Possible scenarios to explain the current distribution of HhoRep sequences. ‘SVA-T’ indicates an SVA-type transposon. The assumptions are as follows: (a) HhoRep and SVA-T originate independently from an element of another form, (b) HhoRep was derived from SVA-T, and (c) SVA-T was derived from HhoRep. Black and white triangles indicate the generation and extinction of sequences, respectively. In each case, the scenario that requires the minimum number of events is shown. Other scenarios that involve more events are possible. In (a), the generation of SVA-T and HhoRep is interchangeable.

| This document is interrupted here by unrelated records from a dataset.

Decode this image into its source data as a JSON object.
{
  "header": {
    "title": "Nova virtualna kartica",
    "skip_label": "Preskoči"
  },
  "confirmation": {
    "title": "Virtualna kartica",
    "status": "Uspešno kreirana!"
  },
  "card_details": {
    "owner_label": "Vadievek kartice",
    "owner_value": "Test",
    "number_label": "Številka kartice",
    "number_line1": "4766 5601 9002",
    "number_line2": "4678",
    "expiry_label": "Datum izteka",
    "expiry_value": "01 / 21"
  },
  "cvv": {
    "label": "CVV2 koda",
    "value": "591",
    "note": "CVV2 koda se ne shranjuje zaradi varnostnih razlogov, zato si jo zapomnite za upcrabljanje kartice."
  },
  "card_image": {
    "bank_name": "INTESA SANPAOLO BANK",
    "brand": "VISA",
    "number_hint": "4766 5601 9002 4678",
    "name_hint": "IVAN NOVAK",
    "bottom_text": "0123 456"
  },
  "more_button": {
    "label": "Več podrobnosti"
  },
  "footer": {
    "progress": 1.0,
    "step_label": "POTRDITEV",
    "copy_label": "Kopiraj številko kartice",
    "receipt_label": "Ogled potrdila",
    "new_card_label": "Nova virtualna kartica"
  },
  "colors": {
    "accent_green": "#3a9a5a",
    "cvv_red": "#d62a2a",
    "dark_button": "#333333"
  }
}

Scenario (c) requires at least two events, in which the second event required is extinction of HhoRep from all centromeres. The results of the FISH analysis appear to be evidence against the occurrence of such an event. All HhoRep sequences were shown to be homozygous for the presence/absence. This situation indicates that neither a gain of a new HhoRep sequence nor a loss of an existent HhoRep sequence has taken place, as the situation of the 14 homozygous sets arose in the gibbon lineage; otherwise one or more heterozygous (in a strict sense, hemizygous) HhoRep sequences are expected to be present. Thus, the extinction of the HhoRep sequence would be unlikely to occur even on a single chromosome, and therefore the extinction from all chromosomes would be even more unlikely. If scenario (c) is true, it may lead to new insights into the formation process of the SVA-type transposons. One suggested mechanism for VNTR acquisition by Alu is the encounter of SVA2 (or its ancestral element) and Alu, and subsequent mRNA splicing,21 where SVA2 is a dispersed element consisting of VNTR and other sequences. The total length of HhoRep sequences is likely to far exceed that of SVA2s. Therefore, if the first encounter is an Alu transposition, it is expected that transposition into HhoRep or its vicinities would be more frequent than transposition into SVA2 or its vicinities.

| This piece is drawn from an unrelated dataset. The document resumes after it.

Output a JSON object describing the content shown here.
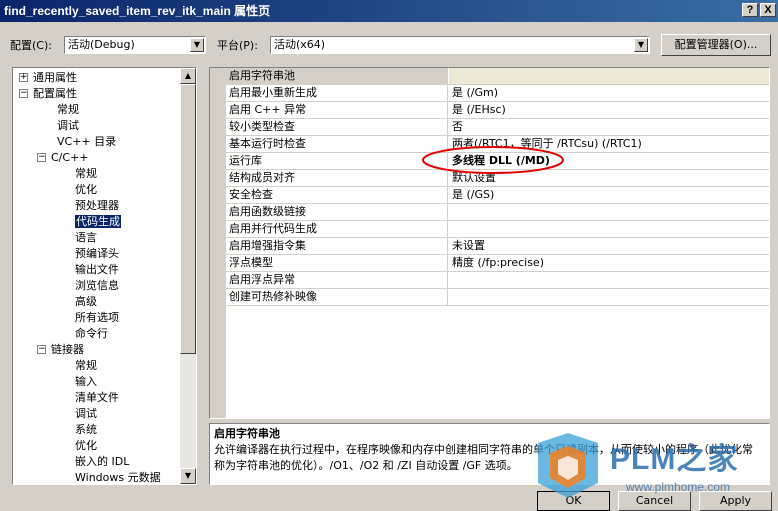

Scenario (b) requires HhoRep formation (elongation of a VNTR sequence) in the gibbon lineage. If this is true, there may be the head and tail regions of an SVA-type transposon adjacent to HhoRep. Detection of such a linkage would be a sufficient condition for scenario (b), but it is not a necessary condition because deletion of the head and/or tail region may occur after the integration of the transposon into the centromere region. If scenario (b) is true, it may be possible that an event similar to the HhoRep formation could also occur in humans, because humans have numerous SVA elements scattered throughout the genome. SVA transposition is not the only possible mechanism for the initial encounter of SVA and the centromere. Chromosome reorganization and neocentromere formation are also candidate mechanisms.